Blitt: If my mission was to wring cheap laughs out of a sickening situation, then yes, my work is almost done here. [But] Trump's not going away, even if he's not president anymore. He's the Babe Ruth of negative American stereotypes. He's brought a face to a lot of unsavory attitudes; I expect he'll be lurking around the corner in a whole lot of cartoonist's work, mine included.

Steve Brodner

Brodner: Trump might have been the first American dictator. Luckily he was too stupid and lazy to achieve it. We are so fucking lucky! We bought a little time to ring democracy with steel. I have already decided to draw Trump very little from now on. It is our chance to make him irrelevant. So, let’s do that. No more oxygen from anyone. He only has nonsense to dispense. Let’s give ourselves the luxury of starving Trump for a while. As John Lennon might say: Trump is over. If you want it.

Edel Rodriguez

Who or what do you think your next target might be?

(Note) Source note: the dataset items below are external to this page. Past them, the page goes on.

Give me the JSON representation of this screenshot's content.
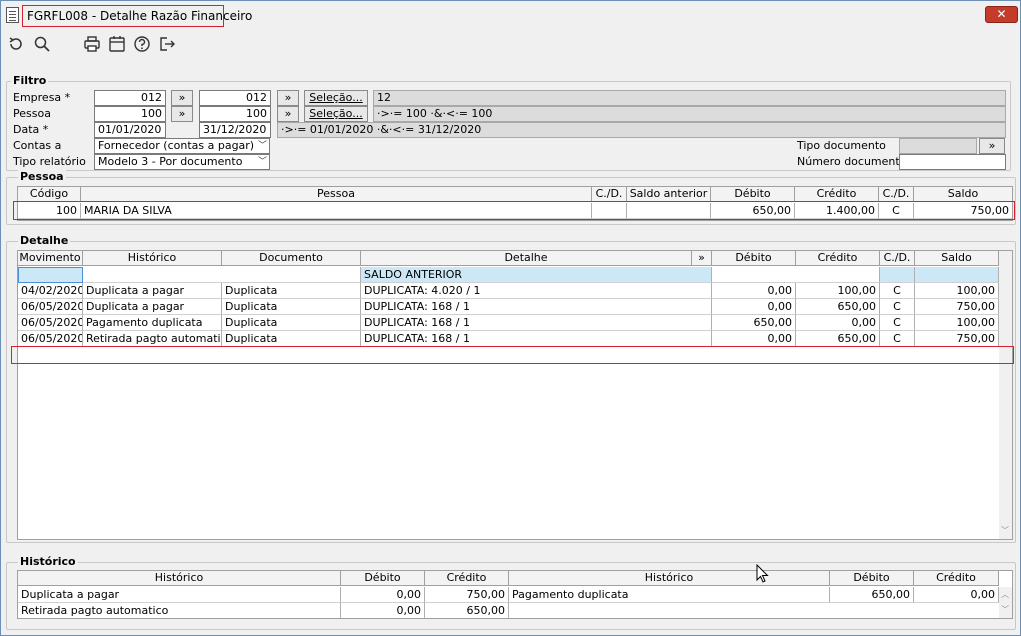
{
  "window": {
    "title": "FGRFL008 - Detalhe Razão Financeiro",
    "close_label": "✕"
  },
  "toolbar": {
    "icons": [
      "refresh-icon",
      "search-icon",
      "print-icon",
      "calendar-icon",
      "help-icon",
      "exit-icon"
    ]
  },
  "filtro": {
    "title": "Filtro",
    "empresa_label": "Empresa *",
    "empresa_from": "012",
    "empresa_to": "012",
    "empresa_summary": "12",
    "pessoa_label": "Pessoa",
    "pessoa_from": "100",
    "pessoa_to": "100",
    "pessoa_summary": "·>·= 100 ·&·<·= 100",
    "data_label": "Data *",
    "data_from": "01/01/2020",
    "data_to": "31/12/2020",
    "data_summary": "·>·= 01/01/2020 ·&·<·= 31/12/2020",
    "contas_label": "Contas a",
    "contas_value": "Fornecedor (contas a pagar)",
    "tipo_relatorio_label": "Tipo relatório",
    "tipo_relatorio_value": "Modelo 3 - Por documento",
    "tipo_documento_label": "Tipo documento",
    "numero_documento_label": "Número documento",
    "arrow_label": "»",
    "selecao_label": "Seleção..."
  },
  "pessoa": {
    "title": "Pessoa",
    "headers": [
      "Código",
      "Pessoa",
      "C./D.",
      "Saldo anterior",
      "Débito",
      "Crédito",
      "C./D.",
      "Saldo"
    ],
    "row": [
      "100",
      "MARIA DA SILVA",
      "",
      "",
      "650,00",
      "1.400,00",
      "C",
      "750,00"
    ]
  },
  "detalhe": {
    "title": "Detalhe",
    "headers": [
      "Movimento",
      "Histórico",
      "Documento",
      "Detalhe",
      "»",
      "Débito",
      "Crédito",
      "C./D.",
      "Saldo"
    ],
    "saldo_anterior": "SALDO ANTERIOR",
    "rows": [
      [
        "04/02/2020",
        "Duplicata a pagar",
        "Duplicata",
        "DUPLICATA: 4.020 / 1",
        "0,00",
        "100,00",
        "C",
        "100,00"
      ],
      [
        "06/05/2020",
        "Duplicata a pagar",
        "Duplicata",
        "DUPLICATA: 168 / 1",
        "0,00",
        "650,00",
        "C",
        "750,00"
      ],
      [
        "06/05/2020",
        "Pagamento duplicata",
        "Duplicata",
        "DUPLICATA: 168 / 1",
        "650,00",
        "0,00",
        "C",
        "100,00"
      ],
      [
        "06/05/2020",
        "Retirada pagto automatico",
        "Duplicata",
        "DUPLICATA: 168 / 1",
        "0,00",
        "650,00",
        "C",
        "750,00"
      ]
    ]
  },
  "historico": {
    "title": "Histórico",
    "headers": [
      "Histórico",
      "Débito",
      "Crédito",
      "Histórico",
      "Débito",
      "Crédito"
    ],
    "left_rows": [
      [
        "Duplicata a pagar",
        "0,00",
        "750,00"
      ],
      [
        "Retirada pagto automatico",
        "0,00",
        "650,00"
      ]
    ],
    "right_rows": [
      [
        "Pagamento duplicata",
        "650,00",
        "0,00"
      ]
    ]
  },
  "colors": {
    "highlight_border": "#d9202f",
    "selected_row": "#cce8f6",
    "close_button": "#c43b2a"
  }
}
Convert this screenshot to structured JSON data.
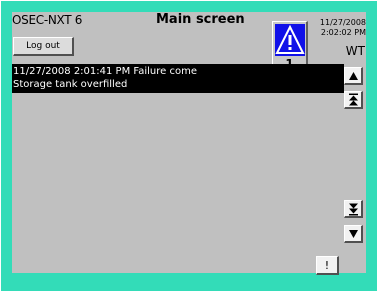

Rodriguez: My next target is a graphic novel memoir I’m working on. If things rise up out of the political ether and become something worth commenting on, I’m sure I will do so. I’m currently concerned about the political situation in Cuba. Many artists and writers are demanding rights for freedom of thought and expression there and my thoughts are with them. I think the left in America and throughout the world has ignored the human rights abuses in places like Cuba, Venezuela and China. It’s a bit of an inconvenient truth for them. It’s something I’ve never understood and have often made art about in the past. I may continue to do so, considering what is occurring now. A leftwing dictator and a rightwing dictator are the same thing—a dictator—and they should be treated as such, whomever they might be.

Steve Brodner

Brodner: The real target is the environment the GOP and some Democrats live in. They are transactional figures responding, like dogs, to rewards and punishments. A new atmosphere may change this. This is up to the popular will. Big reform, major investments, smooth vaccine rollouts, money in people's pockets, will mean a massive realignment. It starts in Georgia, please god.